VentureOne categorizes health-care management and analytic services provider Health Dialog--which received $171 million from six VCs last quarter, the most of any venture--within the health-care sector, even though IT serves as a main platform for its offerings. "I can barely find a[n industry] category that doesn't have a significant technology component," says Kirk Walden, PricewaterhouseCoopers' national director of venture-capital research.
Walden says the amalgamation of IT and business to create a new type of non-IT business began to accelerate as the dot-com bubble was set to burst. "While we were not looking," he says, "it pretty much happened."
But VCs haven't abandoned pure-play IT companies; indeed, the vast majority of investments go to info tech ventures.

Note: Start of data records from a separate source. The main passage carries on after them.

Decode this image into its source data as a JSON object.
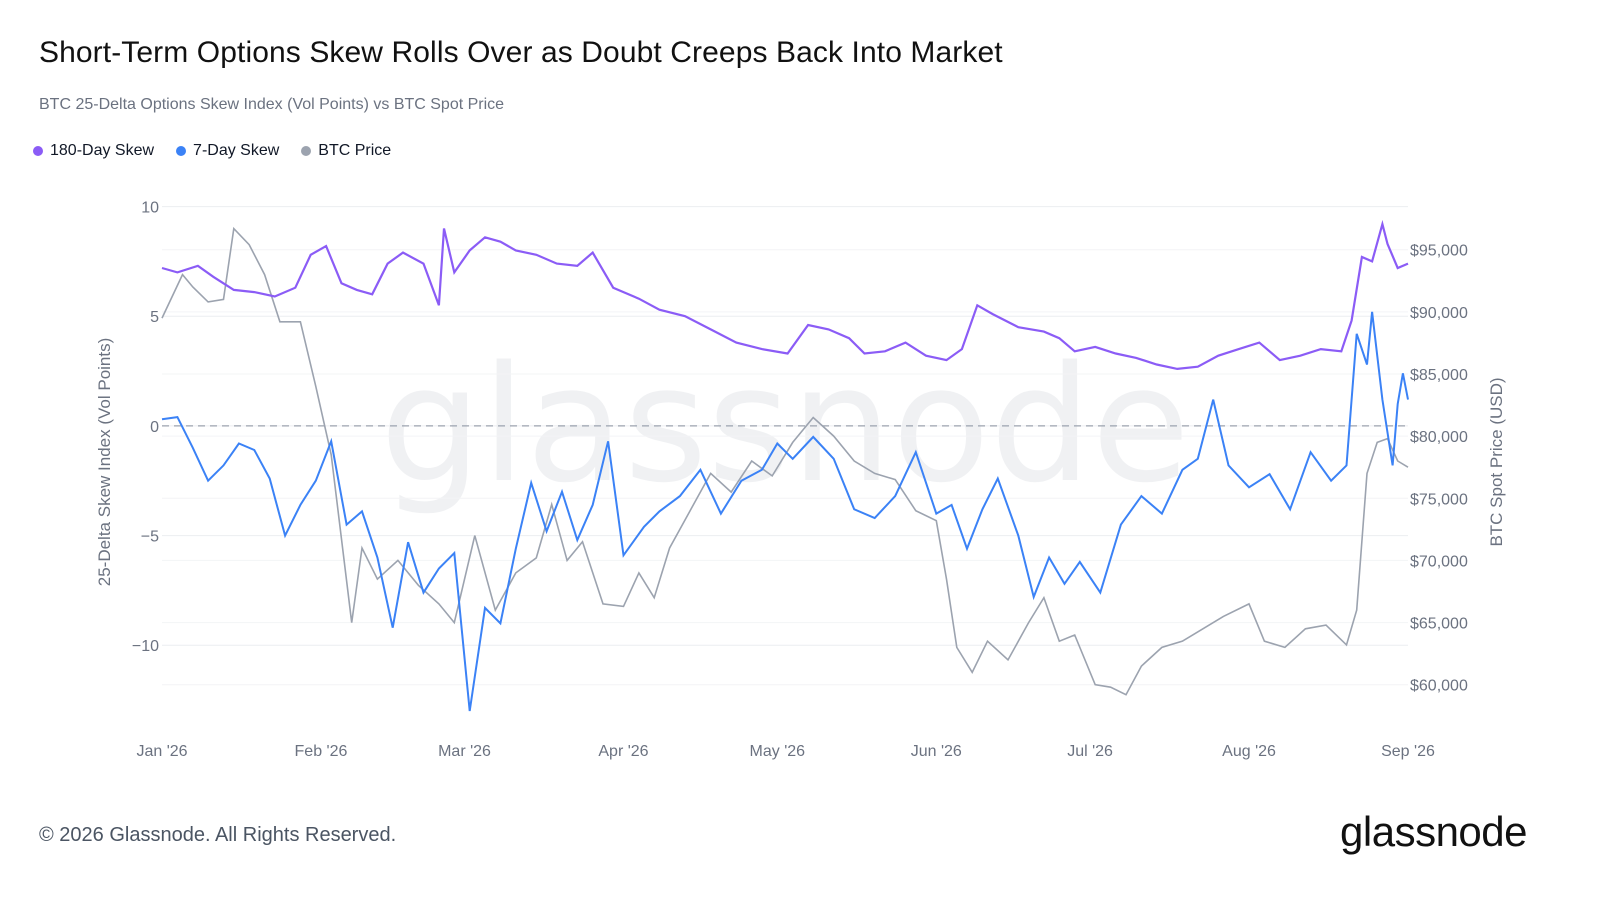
{
  "header": {
    "title": "Short-Term Options Skew Rolls Over as Doubt Creeps Back Into Market",
    "subtitle": "BTC 25-Delta Options Skew Index (Vol Points) vs BTC Spot Price"
  },
  "footer": {
    "copyright": "© 2026 Glassnode. All Rights Reserved.",
    "brand": "glassnode"
  },
  "colors": {
    "skew180": "#8b5cf6",
    "skew7": "#3b82f6",
    "price": "#9ca3af"
  },
  "chart_data": {
    "type": "line",
    "grid": true,
    "legend_position": "top-left",
    "watermark": "glassnode",
    "x_label": "",
    "x_ticks": [
      "Jan '26",
      "Feb '26",
      "Mar '26",
      "Apr '26",
      "May '26",
      "Jun '26",
      "Jul '26",
      "Aug '26",
      "Sep '26"
    ],
    "x_range": [
      "2026-01-01",
      "2026-09-01"
    ],
    "left_axis": {
      "label": "25-Delta Skew Index (Vol Points)",
      "range": [
        -13.5,
        10.3
      ],
      "ticks": [
        10,
        5,
        0,
        -5,
        -10
      ],
      "tick_labels": [
        "10",
        "5",
        "0",
        "−5",
        "−10"
      ],
      "zero_line": "dashed"
    },
    "right_axis": {
      "label": "BTC Spot Price (USD)",
      "range": [
        57000,
        99000
      ],
      "ticks": [
        95000,
        90000,
        85000,
        80000,
        75000,
        70000,
        65000,
        60000
      ],
      "tick_labels": [
        "$95,000",
        "$90,000",
        "$85,000",
        "$80,000",
        "$75,000",
        "$70,000",
        "$65,000",
        "$60,000"
      ]
    },
    "series": [
      {
        "name": "180-Day Skew",
        "axis": "left",
        "points": [
          [
            "2026-01-01",
            7.2
          ],
          [
            "2026-01-04",
            7.0
          ],
          [
            "2026-01-08",
            7.3
          ],
          [
            "2026-01-11",
            6.8
          ],
          [
            "2026-01-15",
            6.2
          ],
          [
            "2026-01-19",
            6.1
          ],
          [
            "2026-01-23",
            5.9
          ],
          [
            "2026-01-27",
            6.3
          ],
          [
            "2026-01-30",
            7.8
          ],
          [
            "2026-02-02",
            8.2
          ],
          [
            "2026-02-05",
            6.5
          ],
          [
            "2026-02-08",
            6.2
          ],
          [
            "2026-02-11",
            6.0
          ],
          [
            "2026-02-14",
            7.4
          ],
          [
            "2026-02-17",
            7.9
          ],
          [
            "2026-02-21",
            7.4
          ],
          [
            "2026-02-24",
            5.5
          ],
          [
            "2026-02-25",
            9.0
          ],
          [
            "2026-02-27",
            7.0
          ],
          [
            "2026-03-02",
            8.0
          ],
          [
            "2026-03-05",
            8.6
          ],
          [
            "2026-03-08",
            8.4
          ],
          [
            "2026-03-11",
            8.0
          ],
          [
            "2026-03-15",
            7.8
          ],
          [
            "2026-03-19",
            7.4
          ],
          [
            "2026-03-23",
            7.3
          ],
          [
            "2026-03-26",
            7.9
          ],
          [
            "2026-03-30",
            6.3
          ],
          [
            "2026-04-04",
            5.8
          ],
          [
            "2026-04-08",
            5.3
          ],
          [
            "2026-04-13",
            5.0
          ],
          [
            "2026-04-18",
            4.4
          ],
          [
            "2026-04-23",
            3.8
          ],
          [
            "2026-04-28",
            3.5
          ],
          [
            "2026-05-03",
            3.3
          ],
          [
            "2026-05-07",
            4.6
          ],
          [
            "2026-05-11",
            4.4
          ],
          [
            "2026-05-15",
            4.0
          ],
          [
            "2026-05-18",
            3.3
          ],
          [
            "2026-05-22",
            3.4
          ],
          [
            "2026-05-26",
            3.8
          ],
          [
            "2026-05-30",
            3.2
          ],
          [
            "2026-06-03",
            3.0
          ],
          [
            "2026-06-06",
            3.5
          ],
          [
            "2026-06-09",
            5.5
          ],
          [
            "2026-06-12",
            5.1
          ],
          [
            "2026-06-17",
            4.5
          ],
          [
            "2026-06-22",
            4.3
          ],
          [
            "2026-06-25",
            4.0
          ],
          [
            "2026-06-28",
            3.4
          ],
          [
            "2026-07-02",
            3.6
          ],
          [
            "2026-07-06",
            3.3
          ],
          [
            "2026-07-10",
            3.1
          ],
          [
            "2026-07-14",
            2.8
          ],
          [
            "2026-07-18",
            2.6
          ],
          [
            "2026-07-22",
            2.7
          ],
          [
            "2026-07-26",
            3.2
          ],
          [
            "2026-07-30",
            3.5
          ],
          [
            "2026-08-03",
            3.8
          ],
          [
            "2026-08-07",
            3.0
          ],
          [
            "2026-08-11",
            3.2
          ],
          [
            "2026-08-15",
            3.5
          ],
          [
            "2026-08-19",
            3.4
          ],
          [
            "2026-08-21",
            4.8
          ],
          [
            "2026-08-23",
            7.7
          ],
          [
            "2026-08-25",
            7.5
          ],
          [
            "2026-08-27",
            9.2
          ],
          [
            "2026-08-28",
            8.3
          ],
          [
            "2026-08-30",
            7.2
          ],
          [
            "2026-09-01",
            7.4
          ]
        ]
      },
      {
        "name": "7-Day Skew",
        "axis": "left",
        "points": [
          [
            "2026-01-01",
            0.3
          ],
          [
            "2026-01-04",
            0.4
          ],
          [
            "2026-01-07",
            -1.0
          ],
          [
            "2026-01-10",
            -2.5
          ],
          [
            "2026-01-13",
            -1.8
          ],
          [
            "2026-01-16",
            -0.8
          ],
          [
            "2026-01-19",
            -1.1
          ],
          [
            "2026-01-22",
            -2.4
          ],
          [
            "2026-01-25",
            -5.0
          ],
          [
            "2026-01-28",
            -3.6
          ],
          [
            "2026-01-31",
            -2.5
          ],
          [
            "2026-02-03",
            -0.7
          ],
          [
            "2026-02-06",
            -4.5
          ],
          [
            "2026-02-09",
            -3.9
          ],
          [
            "2026-02-12",
            -6.0
          ],
          [
            "2026-02-15",
            -9.2
          ],
          [
            "2026-02-18",
            -5.3
          ],
          [
            "2026-02-21",
            -7.6
          ],
          [
            "2026-02-24",
            -6.5
          ],
          [
            "2026-02-27",
            -5.8
          ],
          [
            "2026-03-02",
            -13.0
          ],
          [
            "2026-03-05",
            -8.3
          ],
          [
            "2026-03-08",
            -9.0
          ],
          [
            "2026-03-11",
            -5.6
          ],
          [
            "2026-03-14",
            -2.6
          ],
          [
            "2026-03-17",
            -4.8
          ],
          [
            "2026-03-20",
            -3.0
          ],
          [
            "2026-03-23",
            -5.2
          ],
          [
            "2026-03-26",
            -3.6
          ],
          [
            "2026-03-29",
            -0.7
          ],
          [
            "2026-04-01",
            -5.9
          ],
          [
            "2026-04-05",
            -4.6
          ],
          [
            "2026-04-08",
            -3.9
          ],
          [
            "2026-04-12",
            -3.2
          ],
          [
            "2026-04-16",
            -2.0
          ],
          [
            "2026-04-20",
            -4.0
          ],
          [
            "2026-04-24",
            -2.5
          ],
          [
            "2026-04-28",
            -2.0
          ],
          [
            "2026-05-01",
            -0.8
          ],
          [
            "2026-05-04",
            -1.5
          ],
          [
            "2026-05-08",
            -0.5
          ],
          [
            "2026-05-12",
            -1.5
          ],
          [
            "2026-05-16",
            -3.8
          ],
          [
            "2026-05-20",
            -4.2
          ],
          [
            "2026-05-24",
            -3.2
          ],
          [
            "2026-05-28",
            -1.2
          ],
          [
            "2026-06-01",
            -4.0
          ],
          [
            "2026-06-04",
            -3.6
          ],
          [
            "2026-06-07",
            -5.6
          ],
          [
            "2026-06-10",
            -3.8
          ],
          [
            "2026-06-13",
            -2.4
          ],
          [
            "2026-06-17",
            -5.0
          ],
          [
            "2026-06-20",
            -7.8
          ],
          [
            "2026-06-23",
            -6.0
          ],
          [
            "2026-06-26",
            -7.2
          ],
          [
            "2026-06-29",
            -6.2
          ],
          [
            "2026-07-03",
            -7.6
          ],
          [
            "2026-07-07",
            -4.5
          ],
          [
            "2026-07-11",
            -3.2
          ],
          [
            "2026-07-15",
            -4.0
          ],
          [
            "2026-07-19",
            -2.0
          ],
          [
            "2026-07-22",
            -1.5
          ],
          [
            "2026-07-25",
            1.2
          ],
          [
            "2026-07-28",
            -1.8
          ],
          [
            "2026-08-01",
            -2.8
          ],
          [
            "2026-08-05",
            -2.2
          ],
          [
            "2026-08-09",
            -3.8
          ],
          [
            "2026-08-13",
            -1.2
          ],
          [
            "2026-08-17",
            -2.5
          ],
          [
            "2026-08-20",
            -1.8
          ],
          [
            "2026-08-22",
            4.2
          ],
          [
            "2026-08-24",
            2.8
          ],
          [
            "2026-08-25",
            5.2
          ],
          [
            "2026-08-27",
            1.2
          ],
          [
            "2026-08-29",
            -1.8
          ],
          [
            "2026-08-30",
            1.0
          ],
          [
            "2026-08-31",
            2.4
          ],
          [
            "2026-09-01",
            1.2
          ]
        ]
      },
      {
        "name": "BTC Price",
        "axis": "right",
        "points": [
          [
            "2026-01-01",
            89500
          ],
          [
            "2026-01-05",
            93000
          ],
          [
            "2026-01-07",
            92000
          ],
          [
            "2026-01-10",
            90800
          ],
          [
            "2026-01-13",
            91000
          ],
          [
            "2026-01-15",
            96700
          ],
          [
            "2026-01-18",
            95400
          ],
          [
            "2026-01-21",
            93000
          ],
          [
            "2026-01-24",
            89200
          ],
          [
            "2026-01-28",
            89200
          ],
          [
            "2026-01-31",
            84000
          ],
          [
            "2026-02-03",
            78500
          ],
          [
            "2026-02-07",
            65000
          ],
          [
            "2026-02-09",
            71000
          ],
          [
            "2026-02-12",
            68500
          ],
          [
            "2026-02-16",
            70000
          ],
          [
            "2026-02-20",
            68000
          ],
          [
            "2026-02-24",
            66500
          ],
          [
            "2026-02-27",
            65000
          ],
          [
            "2026-03-03",
            72000
          ],
          [
            "2026-03-07",
            66000
          ],
          [
            "2026-03-11",
            69000
          ],
          [
            "2026-03-15",
            70200
          ],
          [
            "2026-03-18",
            74500
          ],
          [
            "2026-03-21",
            70000
          ],
          [
            "2026-03-24",
            71500
          ],
          [
            "2026-03-28",
            66500
          ],
          [
            "2026-04-01",
            66300
          ],
          [
            "2026-04-04",
            69000
          ],
          [
            "2026-04-07",
            67000
          ],
          [
            "2026-04-10",
            71000
          ],
          [
            "2026-04-14",
            74000
          ],
          [
            "2026-04-18",
            77000
          ],
          [
            "2026-04-22",
            75500
          ],
          [
            "2026-04-26",
            78000
          ],
          [
            "2026-04-30",
            76800
          ],
          [
            "2026-05-04",
            79500
          ],
          [
            "2026-05-08",
            81500
          ],
          [
            "2026-05-12",
            80000
          ],
          [
            "2026-05-16",
            78000
          ],
          [
            "2026-05-20",
            77000
          ],
          [
            "2026-05-24",
            76500
          ],
          [
            "2026-05-28",
            74000
          ],
          [
            "2026-06-01",
            73200
          ],
          [
            "2026-06-03",
            68500
          ],
          [
            "2026-06-05",
            63000
          ],
          [
            "2026-06-08",
            61000
          ],
          [
            "2026-06-11",
            63500
          ],
          [
            "2026-06-15",
            62000
          ],
          [
            "2026-06-19",
            65000
          ],
          [
            "2026-06-22",
            67000
          ],
          [
            "2026-06-25",
            63500
          ],
          [
            "2026-06-28",
            64000
          ],
          [
            "2026-07-02",
            60000
          ],
          [
            "2026-07-05",
            59800
          ],
          [
            "2026-07-08",
            59200
          ],
          [
            "2026-07-11",
            61500
          ],
          [
            "2026-07-15",
            63000
          ],
          [
            "2026-07-19",
            63500
          ],
          [
            "2026-07-23",
            64500
          ],
          [
            "2026-07-27",
            65500
          ],
          [
            "2026-08-01",
            66500
          ],
          [
            "2026-08-04",
            63500
          ],
          [
            "2026-08-08",
            63000
          ],
          [
            "2026-08-12",
            64500
          ],
          [
            "2026-08-16",
            64800
          ],
          [
            "2026-08-20",
            63200
          ],
          [
            "2026-08-22",
            66000
          ],
          [
            "2026-08-24",
            77000
          ],
          [
            "2026-08-26",
            79500
          ],
          [
            "2026-08-28",
            79800
          ],
          [
            "2026-08-30",
            78000
          ],
          [
            "2026-09-01",
            77500
          ]
        ]
      }
    ]
  }
}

In 2005, 54% of VC investments ended in the coffers of IT ventures, compared with 30% for health care and 12% for products and services, VentureOne reports. "It's not as if everyone is shifting away from IT, but there are some other sectors like alternative energy, business services, and outsourcing that have drawn a little bit of interest away from IT," says VentureOne research analyst Josh Grove.
The proportion of VC investments in non-IT products and services ventures grew last year by 3 percentage points, while IT's and health care's shares slipped 4 percentage points and 2 percentage points, respectively. IT's share of the VC investment pie peaked in 2001 at 65%, according to VentureOne.
Within the IT sector, investments in IT services, the hottest IT category, rocketed by 20% last year to $1.11 billion, VentureOne reports. The biggest plunge was in electronics, which plummeted 19% to $1.14 billion. The most money went to software ventures, which received $5.1 billion, down 10% from 2004. Other tech categories: communications, up 5% to $2.96 billion, and semiconductors, off 10% to $1.65 billion.
According to the MoneyTree survey, the amount of first-time institutional VC investments in information services companies last year soared 52% to $272.7 million, suggesting that investors see strength within this category in the coming years. First-time investments tend to be bigger risks, so with VCs putting so much money into information services, they'll need to wait for any potential profit.
"Venture capitalists are taking a longer view of that industry sector; they're willing to wait longer for an exit because they're getting in early," Walden says. "They have to be both willing to take risks and willing to be patient."
This story was modified on Jan. 25 to indicate that PricewaterhouseCoopers' MoneyTree survey showed a 75% drop in first-time funding for networking and equipment ventures.